Ou seja, não se trata de mera disseminação de boatos – estamos falando de uma produção profissional e intencional de mentiras que tem um refinado mecanismo de disseminação de conteúdo e cujo objetivo principal é causar danos.

Como esse processo sistematizado, intencional e danoso, a desinformação impacta profundamente a esfera pública, e sua dinâmica causa grande desestruturação no funcionamento do Estado, chegando a inviabilizar as ações institucionais em vários âmbitos.

No Brasil, um ecossistema de desinformação se consolidou com o bolsonarismo, com os seguintes elementos:

  • agenciamento por uma voz pública;
  • grande financiamento público e privado;
  • interface com outros sistemas (de mídia tradicional e religioso, por exemplo);
  • produção e disseminação em larga escala de conteúdo mentiroso e falseado.

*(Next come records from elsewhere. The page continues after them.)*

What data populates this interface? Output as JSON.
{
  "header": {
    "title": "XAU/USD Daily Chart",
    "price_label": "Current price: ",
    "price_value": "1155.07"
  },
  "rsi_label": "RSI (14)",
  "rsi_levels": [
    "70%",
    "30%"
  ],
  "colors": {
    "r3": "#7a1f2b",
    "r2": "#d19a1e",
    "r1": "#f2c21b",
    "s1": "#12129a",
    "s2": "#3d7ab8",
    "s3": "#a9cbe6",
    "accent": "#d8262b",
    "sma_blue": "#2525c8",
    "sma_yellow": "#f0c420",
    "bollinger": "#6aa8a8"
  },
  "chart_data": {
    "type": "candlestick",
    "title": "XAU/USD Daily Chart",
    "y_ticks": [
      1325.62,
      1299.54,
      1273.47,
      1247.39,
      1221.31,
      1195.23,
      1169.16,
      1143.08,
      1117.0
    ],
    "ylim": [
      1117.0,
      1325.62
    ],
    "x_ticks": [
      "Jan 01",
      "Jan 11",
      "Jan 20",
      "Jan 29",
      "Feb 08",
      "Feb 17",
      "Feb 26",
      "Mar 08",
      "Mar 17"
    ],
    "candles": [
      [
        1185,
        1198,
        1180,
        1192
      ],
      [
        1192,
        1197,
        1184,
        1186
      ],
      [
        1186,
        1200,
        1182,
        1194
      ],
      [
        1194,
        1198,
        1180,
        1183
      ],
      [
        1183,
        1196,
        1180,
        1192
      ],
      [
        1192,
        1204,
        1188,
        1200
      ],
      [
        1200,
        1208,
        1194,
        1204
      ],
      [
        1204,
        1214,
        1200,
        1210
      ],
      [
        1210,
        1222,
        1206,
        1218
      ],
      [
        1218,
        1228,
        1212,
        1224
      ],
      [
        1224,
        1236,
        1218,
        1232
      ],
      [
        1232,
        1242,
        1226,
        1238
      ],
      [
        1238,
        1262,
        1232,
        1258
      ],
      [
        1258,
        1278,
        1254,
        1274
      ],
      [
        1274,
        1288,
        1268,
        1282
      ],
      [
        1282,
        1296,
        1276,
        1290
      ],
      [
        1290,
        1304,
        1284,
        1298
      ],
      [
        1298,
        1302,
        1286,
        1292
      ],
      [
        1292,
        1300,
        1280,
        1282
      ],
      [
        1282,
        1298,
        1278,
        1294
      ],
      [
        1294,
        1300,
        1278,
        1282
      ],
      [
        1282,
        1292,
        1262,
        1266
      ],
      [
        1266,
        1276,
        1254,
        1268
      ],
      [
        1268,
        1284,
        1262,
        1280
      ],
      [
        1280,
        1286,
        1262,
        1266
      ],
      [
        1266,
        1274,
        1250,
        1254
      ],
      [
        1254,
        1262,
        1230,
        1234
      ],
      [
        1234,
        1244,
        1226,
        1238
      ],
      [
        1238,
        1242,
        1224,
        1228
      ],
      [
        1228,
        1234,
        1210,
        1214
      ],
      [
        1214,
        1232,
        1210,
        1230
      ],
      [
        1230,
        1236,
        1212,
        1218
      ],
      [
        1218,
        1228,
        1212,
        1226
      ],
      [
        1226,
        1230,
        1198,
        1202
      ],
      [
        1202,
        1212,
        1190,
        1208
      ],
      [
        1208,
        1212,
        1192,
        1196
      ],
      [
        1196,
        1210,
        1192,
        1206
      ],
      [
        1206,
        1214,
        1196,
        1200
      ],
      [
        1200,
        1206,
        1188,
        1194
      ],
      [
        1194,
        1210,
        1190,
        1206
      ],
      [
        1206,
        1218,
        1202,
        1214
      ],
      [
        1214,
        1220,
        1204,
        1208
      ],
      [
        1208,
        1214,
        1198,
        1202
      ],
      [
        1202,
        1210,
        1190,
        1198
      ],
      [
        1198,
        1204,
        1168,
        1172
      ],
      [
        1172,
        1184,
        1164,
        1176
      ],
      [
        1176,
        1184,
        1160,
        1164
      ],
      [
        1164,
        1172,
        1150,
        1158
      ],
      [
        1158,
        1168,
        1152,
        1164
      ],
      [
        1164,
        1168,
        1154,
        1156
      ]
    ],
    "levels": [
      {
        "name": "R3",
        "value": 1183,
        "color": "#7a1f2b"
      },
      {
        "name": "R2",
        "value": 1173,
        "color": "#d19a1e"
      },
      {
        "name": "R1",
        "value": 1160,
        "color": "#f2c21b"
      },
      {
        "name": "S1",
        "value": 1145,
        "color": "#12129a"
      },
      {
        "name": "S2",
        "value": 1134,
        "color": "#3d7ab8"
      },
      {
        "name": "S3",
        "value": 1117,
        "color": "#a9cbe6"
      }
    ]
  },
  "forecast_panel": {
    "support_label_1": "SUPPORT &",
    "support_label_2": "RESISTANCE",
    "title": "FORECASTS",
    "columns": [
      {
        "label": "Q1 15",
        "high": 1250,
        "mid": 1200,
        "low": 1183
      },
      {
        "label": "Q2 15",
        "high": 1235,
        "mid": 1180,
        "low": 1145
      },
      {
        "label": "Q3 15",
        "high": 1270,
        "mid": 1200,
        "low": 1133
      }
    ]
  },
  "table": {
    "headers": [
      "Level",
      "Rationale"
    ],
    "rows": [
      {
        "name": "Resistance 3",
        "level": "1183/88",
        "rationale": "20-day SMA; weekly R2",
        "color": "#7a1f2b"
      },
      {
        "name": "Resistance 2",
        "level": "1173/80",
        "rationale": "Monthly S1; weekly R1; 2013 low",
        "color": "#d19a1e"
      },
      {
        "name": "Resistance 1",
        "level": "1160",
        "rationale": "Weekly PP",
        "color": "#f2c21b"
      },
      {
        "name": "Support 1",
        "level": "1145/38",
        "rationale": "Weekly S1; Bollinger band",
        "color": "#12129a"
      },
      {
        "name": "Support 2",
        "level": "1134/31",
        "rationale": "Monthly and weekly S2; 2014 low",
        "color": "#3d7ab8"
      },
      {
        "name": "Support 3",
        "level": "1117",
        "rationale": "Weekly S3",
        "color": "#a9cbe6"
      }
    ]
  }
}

Esse ecossistema segue demonstrando seu poder mesmo após a derrota eleitoral de Jair Bolsonaro em 2022 – e três exemplos recentes deixam isso bem às claras:

1. O 8 de janeiro de 2023 (quando milhares de cidadãos de verde e amarelo, apoiadores de Jair Bolsonaro que não aceitavam a vitória de Lula, tomaram a Praça dos Três Poderes e deixaram um rastro de destruição).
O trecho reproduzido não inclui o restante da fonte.